11.2.  Each party may only use or disclose the other party's Confidential Information:

i.  For use - To its employees, officers, representatives or advisers who need to know such information for the purposes of exercising the party's rights or carrying out its obligations under the Contract. Each party shall ensure that its employees, officers, representatives or advisers to whom it discloses the other party's Confidential Information comply with this clause; and

ii.  As may be required by law, a court of competent jurisdiction or any governmental or regulatory authority.

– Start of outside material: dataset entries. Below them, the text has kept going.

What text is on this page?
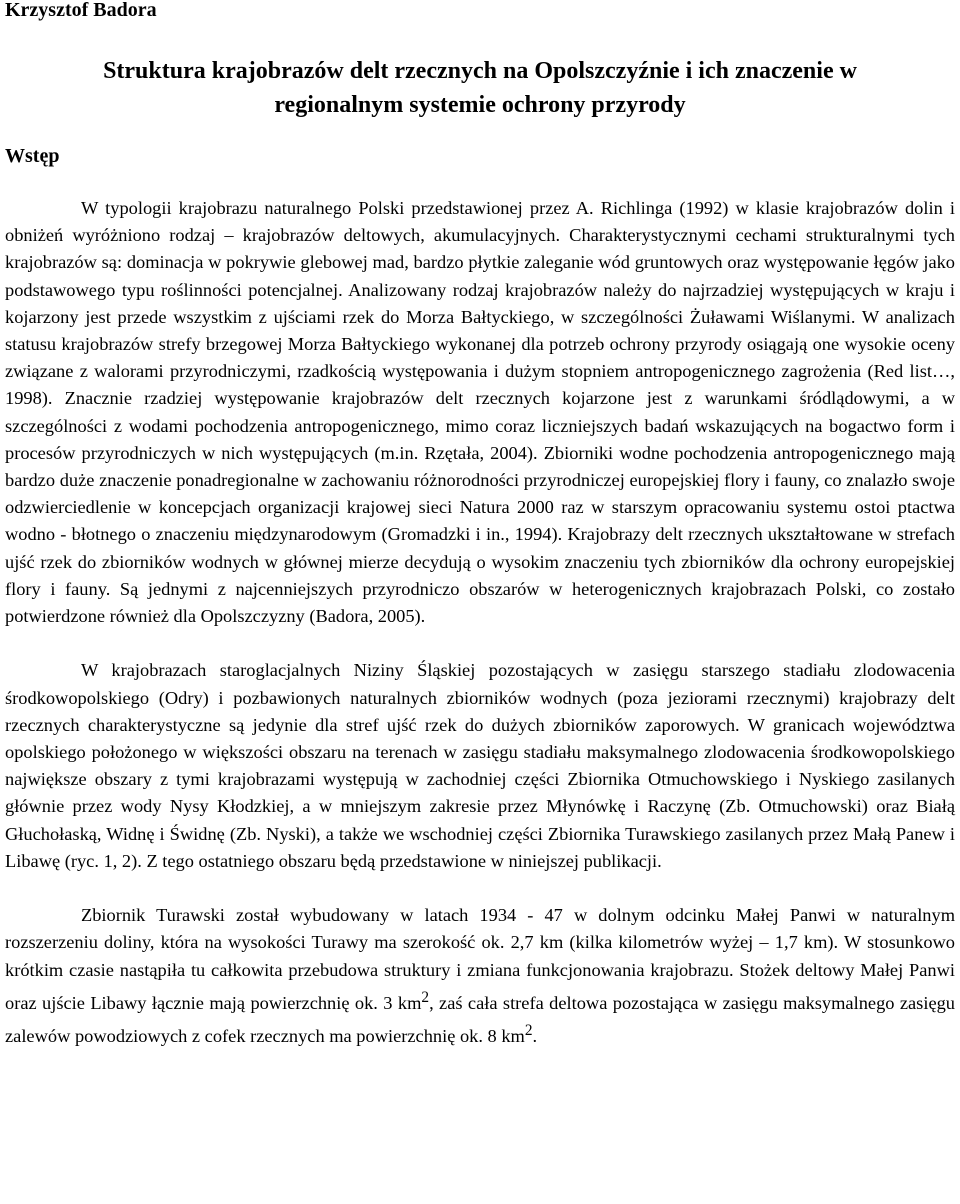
Krzysztof Badora
Struktura krajobrazów delt rzecznych na Opolszczyźnie i ich znaczenie w
regionalnym systemie ochrony przyrody
Wstęp

W typologii krajobrazu naturalnego Polski przedstawionej przez A. Richlinga (1992) w klasie krajobrazów dolin i obniżeń wyróżniono rodzaj – krajobrazów deltowych, akumulacyjnych. Charakterystycznymi cechami strukturalnymi tych krajobrazów są: dominacja w pokrywie glebowej mad, bardzo płytkie zaleganie wód gruntowych oraz występowanie łęgów jako podstawowego typu roślinności potencjalnej. Analizowany rodzaj krajobrazów należy do najrzadziej występujących w kraju i kojarzony jest przede wszystkim z ujściami rzek do Morza Bałtyckiego, w szczególności Żuławami Wiślanymi. W analizach statusu krajobrazów strefy brzegowej Morza Bałtyckiego wykonanej dla potrzeb ochrony przyrody osiągają one wysokie oceny związane z walorami przyrodniczymi, rzadkością występowania i dużym stopniem antropogenicznego zagrożenia (Red list…, 1998). Znacznie rzadziej występowanie krajobrazów delt rzecznych kojarzone jest z warunkami śródlądowymi, a w szczególności z wodami pochodzenia antropogenicznego, mimo coraz liczniejszych badań wskazujących na bogactwo form i procesów przyrodniczych w nich występujących (m.in. Rzętała, 2004). Zbiorniki wodne pochodzenia antropogenicznego mają bardzo duże znaczenie ponadregionalne w zachowaniu różnorodności przyrodniczej europejskiej flory i fauny, co znalazło swoje odzwierciedlenie w koncepcjach organizacji krajowej sieci Natura 2000 raz w starszym opracowaniu systemu ostoi ptactwa wodno - błotnego o znaczeniu międzynarodowym (Gromadzki i in., 1994). Krajobrazy delt rzecznych ukształtowane w strefach ujść rzek do zbiorników wodnych w głównej mierze decydują o wysokim znaczeniu tych zbiorników dla ochrony europejskiej flory i fauny. Są jednymi z najcenniejszych przyrodniczo obszarów w heterogenicznych krajobrazach Polski, co zostało potwierdzone również dla Opolszczyzny (Badora, 2005).

W krajobrazach staroglacjalnych Niziny Śląskiej pozostających w zasięgu starszego stadiału zlodowacenia środkowopolskiego (Odry) i pozbawionych naturalnych zbiorników wodnych (poza jeziorami rzecznymi) krajobrazy delt rzecznych charakterystyczne są jedynie dla stref ujść rzek do dużych zbiorników zaporowych. W granicach województwa opolskiego położonego w większości obszaru na terenach w zasięgu stadiału maksymalnego zlodowacenia środkowopolskiego największe obszary z tymi krajobrazami występują w zachodniej części Zbiornika Otmuchowskiego i Nyskiego zasilanych głównie przez wody Nysy Kłodzkiej, a w mniejszym zakresie przez Młynówkę i Raczynę (Zb. Otmuchowski) oraz Białą Głuchołaską, Widnę i Świdnę (Zb. Nyski), a także we wschodniej części Zbiornika Turawskiego zasilanych przez Małą Panew i Libawę (ryc. 1, 2). Z tego ostatniego obszaru będą przedstawione w niniejszej publikacji.

Zbiornik Turawski został wybudowany w latach 1934 - 47 w dolnym odcinku Małej Panwi w naturalnym rozszerzeniu doliny, która na wysokości Turawy ma szerokość ok. 2,7 km (kilka kilometrów wyżej – 1,7 km). W stosunkowo krótkim czasie nastąpiła tu całkowita przebudowa struktury i zmiana funkcjonowania krajobrazu. Stożek deltowy Małej Panwi oraz ujście Libawy łącznie mają powierzchnię ok. 3 $km^2$, zaś cała strefa deltowa pozostająca w zasięgu maksymalnego zasięgu zalewów powodziowych z cofek rzecznych ma powierzchnię ok. 8 $km^2$.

11.3.  Neither party shall use the other party's Confidential Information for any purpose other than to exercise its rights and perform its obligations under or in connection with the Contract.

 

12.  DATA PROTECTION

12.1.  NatureMetrics will comply with all applicable data protection and privacy legislation in force from time to time in the UK including the General Data Protection Regulation ((EU) 2016/679); the Data Protection Act 2018; the Privacy and Electronic Communications Directive 2002/58/EC (as updated by Directive 2009/136/EC) and the Privacy and Electronic Communications Regulations 2003 (SI 2003/2426) as amended (UK Data Protection Legislation).

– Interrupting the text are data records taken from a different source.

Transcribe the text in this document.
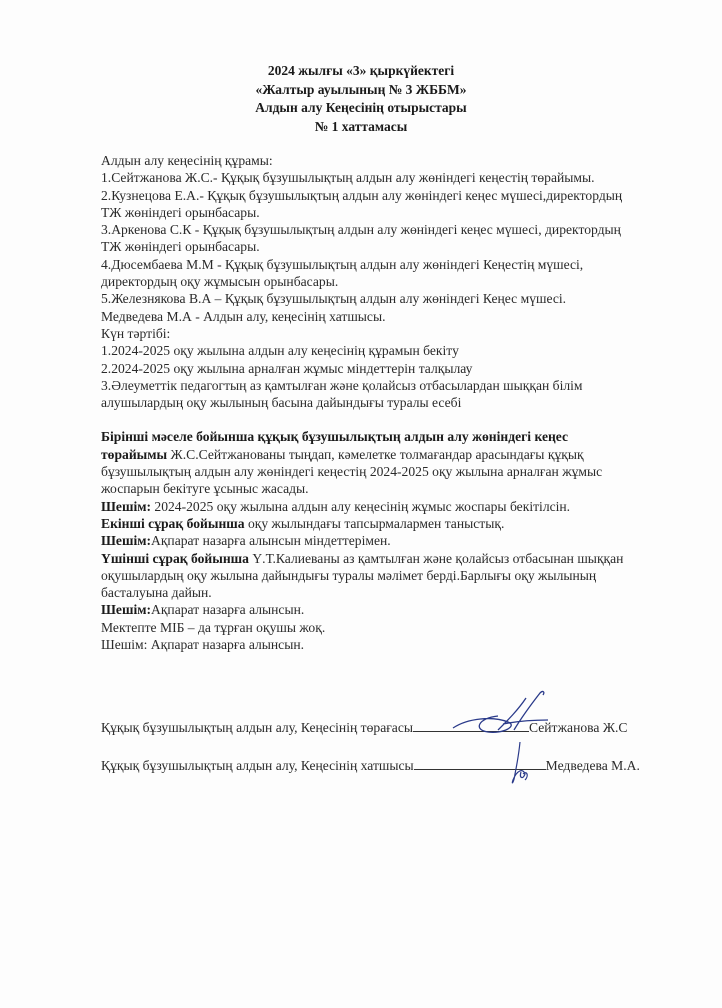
2024 жылғы «3» қыркүйектегі
«Жалтыр ауылының № 3 ЖББМ»
Алдын алу Кеңесінің отырыстары
№ 1 хаттамасы
Алдын алу кеңесінің құрамы:
1.Сейтжанова Ж.С.- Құқық бұзушылықтың алдын алу жөніндегі кеңестің төрайымы.
2.Кузнецова Е.А.- Құқық бұзушылықтың алдын алу жөніндегі кеңес мүшесі,директордың
ТЖ жөніндегі орынбасары.
3.Аркенова С.К - Құқық бұзушылықтың алдын алу жөніндегі кеңес мүшесі, директордың
ТЖ жөніндегі орынбасары.
4.Дюсембаева М.М - Құқық бұзушылықтың алдын алу жөніндегі Кеңестің мүшесі,
директордың оқу жұмысын орынбасары.
5.Железнякова В.А – Құқық бұзушылықтың алдын алу жөніндегі Кеңес мүшесі.
Медведева М.А - Алдын алу, кеңесінің хатшысы.
Күн тәртібі:
1.2024-2025 оқу жылына алдын алу кеңесінің құрамын бекіту
2.2024-2025 оқу жылына арналған жұмыс міндеттерін талқылау
3.Әлеуметтік педагогтың аз қамтылған және қолайсыз отбасылардан шыққан білім
алушылардың оқу жылының басына дайындығы туралы есебі
Бірінші мәселе бойынша құқық бұзушылықтың алдын алу жөніндегі кеңес
төрайымы Ж.С.Сейтжанованы тыңдап, кәмелетке толмағандар арасындағы құқық
бұзушылықтың алдын алу жөніндегі кеңестің 2024-2025 оқу жылына арналған жұмыс
жоспарын бекітуге ұсыныс жасады.
Шешім: 2024-2025 оқу жылына алдын алу кеңесінің жұмыс жоспары бекітілсін.
Екінші сұрақ бойынша оқу жылындағы тапсырмалармен таныстық.
Шешім:Ақпарат назарға алынсын міндеттерімен.
Үшінші сұрақ бойынша Ү.Т.Калиеваны аз қамтылған және қолайсыз отбасынан шыққан
оқушылардың оқу жылына дайындығы туралы мәлімет берді.Барлығы оқу жылының
басталуына дайын.
Шешім:Ақпарат назарға алынсын.
Мектепте МІБ – да тұрған оқушы жоқ.
Шешім: Ақпарат назарға алынсын.
Құқық бұзушылықтың алдын алу, Кеңесінің төрағасы	Сейтжанова Ж.С
Құқық бұзушылықтың алдын алу, Кеңесінің хатшысы	Медведева М.А.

 12.2.  NatureMetrics shall collect and process any Personal Data (as defined in the UK Data Protection Legislation) in accordance with the privacy notice which is available on NatureMetrics’ website, as may be amended from time to time.

 

13.  FORCE MAJEURE

13.1.  NatureMetrics shall not be in breach of this agreement nor liable for delay in performing, or failure to perform, any of its obligations under this agreement if such delay or failure result from events, circumstances or causes beyond its reasonable control. Such events include health crises, Government restrictions, importation and exportation restrictions, strikes, war, conflict or civil unrest, and natural weather disasters. In such circumstances Nature Metrics shall be entitled to a reasonable extension for the time for performing such obligations. If the period of delay or non-performance continues for (9) months, either Party may terminate this agreement by giving thirty (30) days’ written notice.

 

14.  THIRD PARTY RIGHTS

14.1.  Unless it expressly states otherwise, the Contract does not give rise to any rights under the Contracts (Rights of Third Parties) Act 1999 to enforce any term of the Contract.

 

15.  GOVERNING LAW AND JURISDICTION

15.1.  The Contract and any dispute or claim (including non-contractual disputes or claims) arising out of or in connection with it or its subject matter or formation shall be governed by and construed in accordance with the law of England and Wales. Each party irrevocably agrees that the courts of England and Wales shall have exclusive jurisdiction to settle any dispute or claim arising out of or in connection with the Contract or its subject matter or formation.